Rhode leaped to his feet and let his rhodium skin ripple over every inch of him. Before the last of the armor could snap into place, however, Cyro offered up a smug little wave from across the way and vanished into the wind.

“Rhode? What’s happening?” Neela lifted herself up on her elbows. Her voice brought him back to the present, to what they had just done. To who he had just done it with, and who had seen it all.

“Did you call him here?” he snarled, his hand itching for the weapons at his back.

“What? Call who? There’s no one here.”

“Don’t ask me who. You fucking know who.”

“Rhode, there’s no one here. No one.”

He blinked again, then cast his senses far and wide throughout the arboretum. At the gate, two sets of people had just entered. Mortals. One couple were retirees, the other two arboretum workers returning from lunch. In front of him, he frantically pushed his powers out, scanning the grounds.

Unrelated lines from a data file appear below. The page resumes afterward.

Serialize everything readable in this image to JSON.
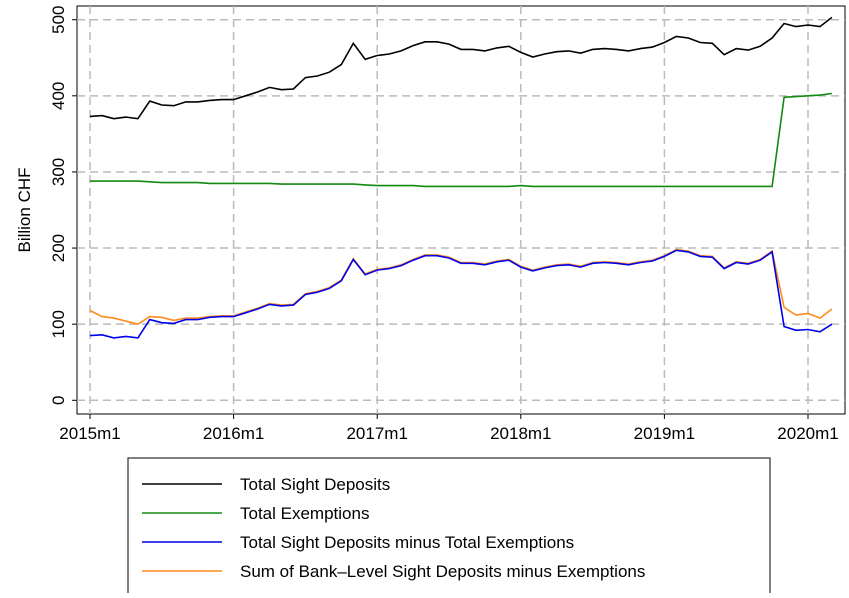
{
  "chart_data": {
    "type": "line",
    "y_label": "Billion CHF",
    "categories": [
      "2015m1",
      null,
      null,
      null,
      null,
      null,
      null,
      null,
      null,
      null,
      null,
      null,
      "2016m1",
      null,
      null,
      null,
      null,
      null,
      null,
      null,
      null,
      null,
      null,
      null,
      "2017m1",
      null,
      null,
      null,
      null,
      null,
      null,
      null,
      null,
      null,
      null,
      null,
      "2018m1",
      null,
      null,
      null,
      null,
      null,
      null,
      null,
      null,
      null,
      null,
      null,
      "2019m1",
      null,
      null,
      null,
      null,
      null,
      null,
      null,
      null,
      null,
      null,
      null,
      "2020m1",
      null,
      null
    ],
    "ylim": [
      -18,
      518
    ],
    "yticks": [
      0,
      100,
      200,
      300,
      400,
      500
    ],
    "grid": true,
    "legend": "bottom",
    "series": [
      {
        "name": "Total Sight Deposits",
        "color": "#000000",
        "values": [
          373,
          374,
          370,
          372,
          370,
          393,
          388,
          387,
          392,
          392,
          394,
          395,
          395,
          400,
          405,
          411,
          408,
          409,
          424,
          426,
          431,
          441,
          469,
          448,
          453,
          455,
          459,
          466,
          471,
          471,
          468,
          461,
          461,
          459,
          463,
          465,
          457,
          451,
          455,
          458,
          459,
          456,
          461,
          462,
          461,
          459,
          462,
          464,
          470,
          478,
          476,
          470,
          469,
          454,
          462,
          460,
          465,
          476,
          495,
          491,
          493,
          491,
          503
        ]
      },
      {
        "name": "Total Exemptions",
        "color": "#138a13",
        "values": [
          288,
          288,
          288,
          288,
          288,
          287,
          286,
          286,
          286,
          286,
          285,
          285,
          285,
          285,
          285,
          285,
          284,
          284,
          284,
          284,
          284,
          284,
          284,
          283,
          282,
          282,
          282,
          282,
          281,
          281,
          281,
          281,
          281,
          281,
          281,
          281,
          282,
          281,
          281,
          281,
          281,
          281,
          281,
          281,
          281,
          281,
          281,
          281,
          281,
          281,
          281,
          281,
          281,
          281,
          281,
          281,
          281,
          281,
          398,
          399,
          400,
          401,
          403
        ]
      },
      {
        "name": "Total Sight Deposits minus Total Exemptions",
        "color": "#0000ee",
        "values": [
          85,
          86,
          82,
          84,
          82,
          106,
          102,
          101,
          106,
          106,
          109,
          110,
          110,
          115,
          120,
          126,
          124,
          125,
          139,
          142,
          147,
          157,
          185,
          165,
          171,
          173,
          177,
          184,
          190,
          190,
          187,
          180,
          180,
          178,
          182,
          184,
          175,
          170,
          174,
          177,
          178,
          175,
          180,
          181,
          180,
          178,
          181,
          183,
          189,
          197,
          195,
          189,
          188,
          173,
          181,
          179,
          184,
          195,
          97,
          92,
          93,
          90,
          100
        ]
      },
      {
        "name": "Sum of Bank–Level Sight Deposits minus Exemptions",
        "color": "#ff8c1a",
        "values": [
          118,
          110,
          108,
          104,
          100,
          110,
          109,
          105,
          108,
          108,
          110,
          111,
          111,
          116,
          121,
          127,
          125,
          126,
          140,
          143,
          148,
          158,
          186,
          166,
          172,
          174,
          178,
          185,
          191,
          191,
          188,
          181,
          181,
          179,
          183,
          185,
          176,
          171,
          175,
          178,
          179,
          176,
          181,
          182,
          181,
          179,
          182,
          184,
          190,
          198,
          196,
          190,
          189,
          174,
          182,
          180,
          185,
          196,
          122,
          112,
          114,
          108,
          120
        ]
      }
    ]
  }
}
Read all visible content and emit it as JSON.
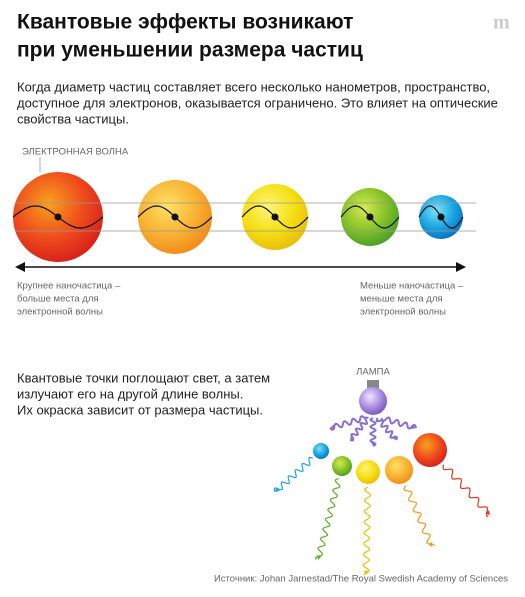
{
  "header": {
    "title": [
      "Квантовые эффекты возникают",
      "при уменьшении размера частиц"
    ],
    "description": [
      "Когда диаметр частиц составляет всего несколько нанометров, пространство,",
      "доступное для электронов, оказывается ограничено. Это влияет на оптические",
      "свойства частицы."
    ]
  },
  "wave_label": "ЭЛЕКТРОННАЯ ВОЛНА",
  "left_label": [
    "Крупнее наночастица –",
    "больше места для",
    "электронной волны"
  ],
  "right_label": [
    "Меньше наночастица –",
    "меньше места для",
    "электронной волны"
  ],
  "bottom_text": [
    "Квантовые точки поглощают свет, а затем",
    "излучают его на другой длине волны.",
    "Их окраска зависит от размера частицы."
  ],
  "lamp_label": "ЛАМПА",
  "source": "Источник: Johan Jarnestad/The Royal Swedish Academy of Sciences"
}
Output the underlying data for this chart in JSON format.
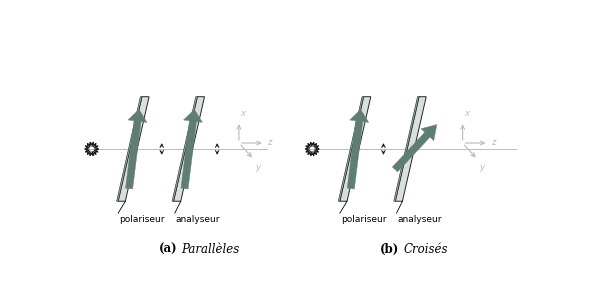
{
  "bg_color": "#ffffff",
  "plate_color_fill": "#d8e0dc",
  "plate_color_edge": "#222222",
  "plate_color_shadow": "#9aada5",
  "arrow_color": "#607d74",
  "axis_color": "#bbbbbb",
  "sunburst_color": "#111111",
  "small_arrow_color": "#111111",
  "label_color": "#111111",
  "label_polariseur": "polariseur",
  "label_analyseur": "analyseur",
  "caption_a_bold": "(a)",
  "caption_a_italic": "Parallèles",
  "caption_b_bold": "(b)",
  "caption_b_italic": "Croisés"
}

No hint of charmers. Aside from Neela, there was not a single marker of the shadow realm anywhere for miles. Had he really imagined it?

Rhode gripped his head. “Fuck!”

“Rhode? Talk to me. What’s going on?” Neela offered her hand, but he refused to look at her, refused to examine too closely how his first taste of intimacy since his capture had somehow been caressed by the demon ruler’s talons.

Mages, he was going to be sick. Or savage.

His head spun violently until he could no longer delineate his metal from Neela’s white coat or the snow around him. It was all, and always had been, one giant cage. So he did the only thing his panicked mind could do to escape.

He left her there.

With wings spread wide, he leaped into the air and took to the skies.